In 1971, Marvin Gaye released What’s Goin’ On?, an album of unprecedented ambition for soul music, which addressed real issues – poverty, the state of the nation, the economy – and did so with thick, complex arrangements and, of course, smooth, emotional, inspirational singing. It has since been described, often, as the greatest album of all time. It was nothing less than a new birth of soul, the coccoon from which would hatch a wonderful butterfly: a mature, album-based music which would last forever.

By, oh, 1976 or so, soul music was in a bad way: within another five years, soul was creatively dead and commercially wounded, floundering in a quicksand of overcooked bedroom schlock . What had happened? Most critics and commentators blamed the rise of disco, a bastardised kind of black music, production-line funk which had attracted multiracial and polysexual dancers to clubs where they could dance and have fun. They didn’t ask why disco had become necessary in the first place, didn’t ask why people were buying these repetitive, ultra-catchy songs and – relatively speaking – spurning bloated albums like the Temptations’ Masterpiece or the O’Jays’ Ship Ahoy, with its thirteen-minute ‘soul opera’ title track on the subject of slavery. They certainly didn’t look across the way to rock, where the album was King and where monstrously over-extended records were causing an intense critical backlash against overweening ambition and in favour of – yes – simplicity and acceptability. Disco was the black punk, simple as that.

It’s often said that it’s wrong to blame Sgt. Pepper’s for progressive rock: is it wrong to blame Marvin Gaye for the pomposity of album-based soul? No, because What’s Goin’ On is no work of genius – it has all the faults its successors did. A vagueness at its centre, an unwillingness to offer analysis and a reliance instead on vocal technique and empty empathy. Critics ever since have swooned over how ‘brave’ it was of Gaye to tackle social issues – but why was it brave? The message of the title track boils down to “It is bad that bad things happen”, not something anyone could disagree with, but equally not likely to have an effect, to change people’s minds. Disco was attacked for its vacuity, but at least it was an honest vacuity, whereas most social-issue soul, Gaye’s opus included, hid its lack of real commentary under a parade of platitudes and the occasional sob or melismatic howl. The will to comment was there, sure – some singers, like Curtis Mayfield, even had the verbal felicity to do something with it – but it would take hip-hop to open up a space where truly substantive things could be said and thought. Gaye’s brand of soul was just sound and technique and signified nothing: it was no surprise at all that it was this stuff that became the bible for ‘serious’ 80s pop music, with even the horrendous Spandau Ballet crooning smugly about “Lis’nin’ to Maaaaarvin all night long….”.

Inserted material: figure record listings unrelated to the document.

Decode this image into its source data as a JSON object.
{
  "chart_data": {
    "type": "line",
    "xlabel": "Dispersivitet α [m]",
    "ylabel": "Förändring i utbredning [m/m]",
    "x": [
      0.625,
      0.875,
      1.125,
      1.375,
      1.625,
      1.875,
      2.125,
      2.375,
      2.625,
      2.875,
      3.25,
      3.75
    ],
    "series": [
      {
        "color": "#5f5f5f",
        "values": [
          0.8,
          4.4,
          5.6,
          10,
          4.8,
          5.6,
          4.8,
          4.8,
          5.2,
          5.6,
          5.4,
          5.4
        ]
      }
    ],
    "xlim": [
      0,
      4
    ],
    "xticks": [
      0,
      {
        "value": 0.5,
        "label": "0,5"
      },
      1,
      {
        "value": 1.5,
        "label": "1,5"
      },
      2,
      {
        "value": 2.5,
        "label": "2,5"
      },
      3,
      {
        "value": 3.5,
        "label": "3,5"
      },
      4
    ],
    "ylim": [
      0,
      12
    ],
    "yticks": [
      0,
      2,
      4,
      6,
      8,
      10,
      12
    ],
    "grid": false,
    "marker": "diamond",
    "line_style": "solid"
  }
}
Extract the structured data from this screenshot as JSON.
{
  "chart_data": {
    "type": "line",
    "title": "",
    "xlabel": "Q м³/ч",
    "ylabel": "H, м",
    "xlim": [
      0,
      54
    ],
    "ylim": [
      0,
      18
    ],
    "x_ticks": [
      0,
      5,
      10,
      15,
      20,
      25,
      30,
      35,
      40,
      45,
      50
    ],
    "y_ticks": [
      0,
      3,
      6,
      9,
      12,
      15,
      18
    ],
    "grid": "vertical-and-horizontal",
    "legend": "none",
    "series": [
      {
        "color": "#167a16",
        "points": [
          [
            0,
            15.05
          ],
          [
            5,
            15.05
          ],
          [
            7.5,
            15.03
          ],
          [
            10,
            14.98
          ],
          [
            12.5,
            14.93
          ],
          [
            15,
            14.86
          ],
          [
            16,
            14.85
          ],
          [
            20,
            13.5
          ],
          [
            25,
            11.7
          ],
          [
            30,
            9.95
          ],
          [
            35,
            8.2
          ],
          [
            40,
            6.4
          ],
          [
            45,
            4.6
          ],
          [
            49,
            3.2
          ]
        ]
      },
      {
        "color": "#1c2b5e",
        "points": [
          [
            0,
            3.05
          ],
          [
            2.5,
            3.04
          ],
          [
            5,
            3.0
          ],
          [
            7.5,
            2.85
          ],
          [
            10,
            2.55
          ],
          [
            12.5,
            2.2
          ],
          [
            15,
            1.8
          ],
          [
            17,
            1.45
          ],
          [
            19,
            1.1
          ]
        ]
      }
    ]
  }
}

Motown boss Berry Gordy tried to stop the release of What’s Goin’ On?, and he’s been painted as a cloth-eared villain ever since. But Gordy was not a stupid man, and certainly not a philistine: over ten years before he’d written “Money”, after all, which said more intelligent things in a slyer fashion than anything on Gaye’s hand-wringing epic. That was the problem: the worst thing about What’s Goin’ On? wasn’t what it caused but what it replaced – the old Motown had been a place where songwriters, their skills honed by hectic competition, would turn out three-minute gems with polished (and insightful!) lyrics, brilliant high-impact arrangements and absolutely irresistible beats. By 1971 that version of the company was on the wane anyway, but What’s Goin’ On was one big nail in its coffin. So Marvin Gaye helped destroy the best pop label the world ever saw, and in doing so turned soul music into a gigantic supper club. Greatness indeed, I’m sure you’ll agree.